According to Nielsen, “66% of global respondents say they’re willing to pay more for products and services that come from companies that are committed to positive social and environmental impact, up from 55% in 2014, and 50% in 2013.”
Plus, going green can actually lead to extra green (money, that is).
Now, becoming a LEED-certified building can be a long and expensive process, but there are small steps you can take if you’re willing to make an investment
For example, if you decide to renovate your space in the future, you can invest in locally-sourced materials and sustainable fabrics or other recyclable materials.
You can always be a bit more literal with your green design, too.
Spending time in nature has the ability to calm and soothe people. Even hospitals with a bit of greenery here and there can result in less stressed patients. Some can even help purify the air in your hotel rooms.
While you don’t necessary have to create a forest in your hotel, having a more relaxing room can help business guests looking for a relaxing space at the end of the day. Having happy guests tends to lead to positive reviews.
The Power of Lighting
Is lighting really a big part of hotel interior design? You’d be surprised.
According to Tim Anderson, aside from functionality, lighting can be a great tool to make spaces seem larger than they are.

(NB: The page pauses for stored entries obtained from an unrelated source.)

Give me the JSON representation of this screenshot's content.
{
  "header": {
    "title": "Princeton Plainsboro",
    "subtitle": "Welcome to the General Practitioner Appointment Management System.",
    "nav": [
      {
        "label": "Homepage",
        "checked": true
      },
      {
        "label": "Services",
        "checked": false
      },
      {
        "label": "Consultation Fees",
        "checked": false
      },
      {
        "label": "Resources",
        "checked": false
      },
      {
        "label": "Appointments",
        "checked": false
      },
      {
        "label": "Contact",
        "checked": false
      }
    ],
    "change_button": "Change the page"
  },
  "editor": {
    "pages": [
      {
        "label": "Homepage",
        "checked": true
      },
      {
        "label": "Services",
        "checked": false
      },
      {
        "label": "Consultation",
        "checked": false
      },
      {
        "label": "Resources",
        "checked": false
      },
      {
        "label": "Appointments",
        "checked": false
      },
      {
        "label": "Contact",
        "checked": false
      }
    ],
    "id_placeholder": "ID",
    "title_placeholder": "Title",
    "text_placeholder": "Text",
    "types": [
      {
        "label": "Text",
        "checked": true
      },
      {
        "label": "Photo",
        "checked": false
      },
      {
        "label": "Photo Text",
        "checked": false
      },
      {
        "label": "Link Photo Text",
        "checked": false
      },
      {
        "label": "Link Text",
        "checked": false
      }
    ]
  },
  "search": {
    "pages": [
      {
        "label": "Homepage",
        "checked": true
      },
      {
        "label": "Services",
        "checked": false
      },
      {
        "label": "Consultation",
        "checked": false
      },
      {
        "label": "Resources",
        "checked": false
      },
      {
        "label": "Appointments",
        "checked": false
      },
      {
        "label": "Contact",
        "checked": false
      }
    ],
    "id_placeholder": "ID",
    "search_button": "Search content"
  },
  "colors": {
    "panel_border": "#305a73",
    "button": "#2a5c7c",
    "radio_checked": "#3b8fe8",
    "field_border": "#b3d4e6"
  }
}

“Both natural and man-made lighting help with the illusion of space,” Anderson states. “For a darker room, find ways to bring in more full-spectrum natural light. If the room does not have sufficient lighting, it will feel cramped.”
Ever been in a hotel room that had one miniscule window? Your room may be dark and cool on a hot summer day, but extra sunshine can potentially improve your mood. Really.
Some quick fixes include sheer curtains as an option under a heavy blackout drape for light while maintaining privacy. Even strategically placed mirrors can do the trick by capturing light and reflecting it around the room. Mirrors alone already make a space appear larger.
In terms of artificial lighting, this principle is much the same. Light colored walls mixed with warm lights can create the feeling of a large yet inviting space. Dimmers may also be a good route to enable guests to adjust to their lighting preferences, with lower light closer to bedtime and full light when doing work.
On a greener note, you can also invest in lighting technologies to save you some money and increase the technological appeal of your hotel. Motion-detecting lights may not be best for hotel rooms, but great for community spaces to ensure that lights are off when no one is using the space.